СОДЕРЖАНИЕ:
История жизни и творческий
путь П.Я.Чаадаева.
Чаадаев о исторической судьбе
России.
Размышления П.Я. Чаадаева о будушем России.
Критика Чаадаева в лице современников.
«Философские письма».
Роль христианства а философии
Чаадаева.
Противоречие в философии Чаадаева.
Заключение.
9. Список
используемой литературы.
1.ИСТОРИЯ ЖИЗНИ И ТВОРЧЕСКИЙ
ПУТЬ П.Я. ЧААДАЕВА
Петр Яковлевич Чаадаев (1794 - 1856) -
человек особого склада, сложной
судьбы, ни на кого не похожий
в русской, да и мировой истории.
Первая жизнь - молодой Чаадаев -
студент, танцор, юный офицер, вернувшийся
с полей Отечественной войны 1812
года, увешанный наградами - орденом
Святой Анны 4-го класса и Железным
Крестом, который давали за личную
храбрость. «Гвардейские батальоны
под Кульмом ходили в штыки»,
- пишет очевидец-.В их рядах был и Петр
Чаадаев.
Вторая жизнь - отставной офицер,
замкнутый путешественник по
Европе и московский философ,
литератор, независимый и многими
непонятый человек.
Третья жизнь началась после
кончины в 1856 году, когда вокруг
имени философа скрещивались
шпаги. Идеи Чаадаева продолжают
и западники, и славянофилы, и
религиозные мыслители, и революционеры.
Только в последние годы они
стали доступными отечественному
читателю, переведены с французского
на русский.
Чаадаев масштабом своей личности
поколебал многие традиционные
представления об исторических
пропорциях. Как правило, современники
недооценивают даже великих людей,
живущих рядом с ними, и только
посмертно воздают им должное.
«Большое видится на расстоянии»,
- писал поэт.
Но Чаадаев выбивался из общего
ряда. Не на расстоянии, а вблизи
современники почувствовали, осознали
величие, значительность этого человека.
Свидетельство тому - исторические
роли, которые «примеряли» к Чаадаеву.
Так, Пушкин писал о том, что
в Риме он, Чаадаев, был бы Брут,
в Афинах - Пе-рикл.
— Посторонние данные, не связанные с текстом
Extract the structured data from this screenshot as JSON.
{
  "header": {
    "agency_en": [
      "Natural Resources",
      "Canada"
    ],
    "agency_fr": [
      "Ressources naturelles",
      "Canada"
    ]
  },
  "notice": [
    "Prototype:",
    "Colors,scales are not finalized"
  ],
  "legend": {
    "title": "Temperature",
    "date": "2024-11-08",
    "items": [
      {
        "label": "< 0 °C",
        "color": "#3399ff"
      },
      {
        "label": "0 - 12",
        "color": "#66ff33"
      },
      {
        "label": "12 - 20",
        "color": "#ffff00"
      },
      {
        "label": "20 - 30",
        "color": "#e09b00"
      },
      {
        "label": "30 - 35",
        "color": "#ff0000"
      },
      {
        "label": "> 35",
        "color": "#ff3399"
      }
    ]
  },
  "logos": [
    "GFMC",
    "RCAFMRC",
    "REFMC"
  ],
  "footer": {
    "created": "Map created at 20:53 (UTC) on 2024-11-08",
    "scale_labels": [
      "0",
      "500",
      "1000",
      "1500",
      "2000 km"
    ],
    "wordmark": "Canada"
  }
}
Н. Сазонов писал,
что Чаадаев - это явление, он принадлежал
к породе героев - «в Риме при Диоклитиане
он был бы мучеником, при Иване Грозном
он назывался бы Адаше-вым, при Петре Великом
- Яковом Долгоруким». Исторические герои,
реформаторы, мученики, оставшиеся в памяти
поколений, - в этом ряду и Чаадаев.
Был ли в истории философии
мыслитель, о котором было бы
написано столько стихов, как
о Чаадаеве? С полным основанием
можно сказать - нет. Если собрать
все, что писали русские поэты
о нем, то возникнет настоящая
поэтическая энциклопедия. Это и
Пушкин, для которого Чаадаев
стал во многом прототипом
Евгения Онегина: «Второй Чаадаев,
мой Онегин». К нему, к Чаадаеву,
обращено знаменитое послание: «Товарищ,
верь: взойдет она // Звезда пленительного
счастья...» Именно Чаадаева Пушкин
сравнивал с античными героями,
относился к нему с большим
почтением. А ведь разница между
ними была всего четыре года.
Но юный Чаадаев, герой Отечественной
войны, побывавший и в кровавых
битвах, и в триумфальном марше
российских войск в Париже, казался
лицеисту Пушкину человеком, за
плечами которого целая жизнь.
Этот опыт, холодный ум и склонность
к сомнению отрезвляли пылкие
вольнолюбивые порывы Пушкина. Чаадаев
в ту пору видел дальше и
оценивал мир трезвее, без иллюзий.
В тридцатые же годы и Пушкин
смог поколебать многие иллюзии
и заблуждения Чаадаева, взглянуть
на русскую историю во всей
ее многогранности.
Мы сможем понять внутренний
мир Петра Чаадаева - а он формировался,
как и у всех людей, в юности,
- если обратимся к среде, в
которой складывался этот мир.
Рано став сиротой Петр воспитывался
в семье самого видного историка
и публициста екатерининских
времен - М. М. Щербатова. В этом доме
- одном из лучших московских
салонов - Чаадаев приобщился к
основам мировой культуры - к пятнадцати
годам свободно владел английским
и немецким языками, а французский
стал вторым родным языком. Можно
заметить, что все основные сочинения
и письма зрелого Чаадаева
были написаны по-французски и
некоторые из них лишь недавно
переведены на русский. В четырнадцать
же лет - возраст нынешнего восьмиклассника
- Чаадаев стал студентом Московского
университета, а в восемнадцать -
офицером русской армии, сражавшейся
против наполеоновского нашествия.
Юный студент знакомится с
философскими системами Локка
и Декарта, Фихте и Шеллинга, собирает
коллекцию книг древних и современных
авторов. Пройдут годы, и великий
Шеллинг, как писал Чаадаеву один
из его друзей, «вами.бредит, ловит
везде русских и жадно расспрашивает о
вас». Консул в Мюнхене И. С. Гагарин сообщал,
что немецкий философ считал Чаадаева
«самым умным из известных русских». Особую
роль в становлении молодого Петра Чаадаева
сыграли не только книги немецких философов/не
только лекции профессоров А. Мерзлякова
и И. Буле, но и круг друзей и единомышленников.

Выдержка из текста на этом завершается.